= BuildingSMART =

buildingSMART, formerly the International Alliance for Interoperability (IAI), is an international organisation which aims to improve the exchange of information between software applications used in the construction industry. It has developed Industry Foundation Classes (IFCs) as a neutral and open specification for Building Information Models (BIM) as well as Information Delivery Specification (IDS).

==History==
The IAI started in 1994 as an industry consortium of 12 US companies invited by Autodesk to advise on developing a set of C++ classes to support integrated application development.
The other founding members were AT&T; Archibus; Carrier Corporation; Hellmuth, Obata & Kassabaum (HOK); Honeywell; Jaros, Baum & Bolles (JB&B); Lawrence Berkeley Laboratory; Primavera Systems; Softdesk; Timberline Software Corp; and Tishman Research Corp (part of Tishman Realty & Construction). The new technology was first demonstrated in June 1995 in Atlanta at A/E/C SYSTEMS '95.

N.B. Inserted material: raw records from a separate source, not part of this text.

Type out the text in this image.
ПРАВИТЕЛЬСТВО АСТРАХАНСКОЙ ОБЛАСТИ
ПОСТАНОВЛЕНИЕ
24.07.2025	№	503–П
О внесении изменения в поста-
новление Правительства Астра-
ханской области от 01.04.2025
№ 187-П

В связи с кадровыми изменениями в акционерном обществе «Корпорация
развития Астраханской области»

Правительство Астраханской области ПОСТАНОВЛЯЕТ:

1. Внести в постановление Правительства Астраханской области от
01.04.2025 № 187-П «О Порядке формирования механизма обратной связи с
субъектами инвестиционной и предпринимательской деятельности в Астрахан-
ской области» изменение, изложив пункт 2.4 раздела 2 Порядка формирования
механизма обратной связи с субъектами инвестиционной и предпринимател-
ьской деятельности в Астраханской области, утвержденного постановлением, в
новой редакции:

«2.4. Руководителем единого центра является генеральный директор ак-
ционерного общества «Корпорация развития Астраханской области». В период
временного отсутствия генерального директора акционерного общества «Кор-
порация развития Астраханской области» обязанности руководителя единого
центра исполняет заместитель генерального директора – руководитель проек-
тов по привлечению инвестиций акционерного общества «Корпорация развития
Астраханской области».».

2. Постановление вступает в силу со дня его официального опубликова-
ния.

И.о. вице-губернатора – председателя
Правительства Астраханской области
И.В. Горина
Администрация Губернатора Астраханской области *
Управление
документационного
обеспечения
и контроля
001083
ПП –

This Industry Alliance for Interoperability opened membership to all interested parties in September 1995 and in May 1996 was renamed the International Alliance for Interoperability as Autodesk users insisted that the IFCs should be non-proprietary and urged development of the IFC standard. The first version of IFC was published in June 1996 at which point 26 companies, including Autodesk, Bentley, Nemetschek and IEZ, committed to making their software IFC-compliant. The IAI was reconstituted as a not-for-profit industry-led organisation, promoting the Industry Foundation Class (IFC) as a neutral product model supporting the building lifecycle.

In 2005, partly because its members felt the IAI name was too long and complex for people to understand, it was renamed buildingSMART. It has regional chapters in Europe, North America, Australia, Asia and the Middle East.

== Activities ==
BuildingSMART says it develops and maintains international standards for openBIM, combining:
- buildingSMART Processes - information delivery manuals
- buildingSMART Data Dictionary (bsDD)
- buildingSMART Data model - the organisation manages the software-neutral Industry Foundation Classes (IFC) data model

buildingSMART also maintains the BIM Collaboration Format (BCF), a structured file format used for issue tracking in relation to building information models.

== Chapters ==
BuildingSMART has multiple chapters around the world.

- Australasia
- Austria
- Benelux
- Brazil
- Canada
- China
- Croatia
- Czech Republic
- Denmark
- Ecuador
- Finland
- France
- Germany
- Greece
- Hong Kong, China
- Iceland
- Italy
- India
- Japan
- Kazakhstan
- Korea
- Morocco
- Norway
- North America
- Norway
- Poland
- Portugal
- Romania
- Saudi Arabia
- Serbia
- Singapore
- Slovenia
- Spain
- Sweden
- Switzerland
- Turkey
- UAE
- USA
- UK & Ireland (in January 2018, the UK chapter merged with the UK BIM Alliance) (Note: In October 2022, the UK BIM Alliance rebranded as 'nima'.)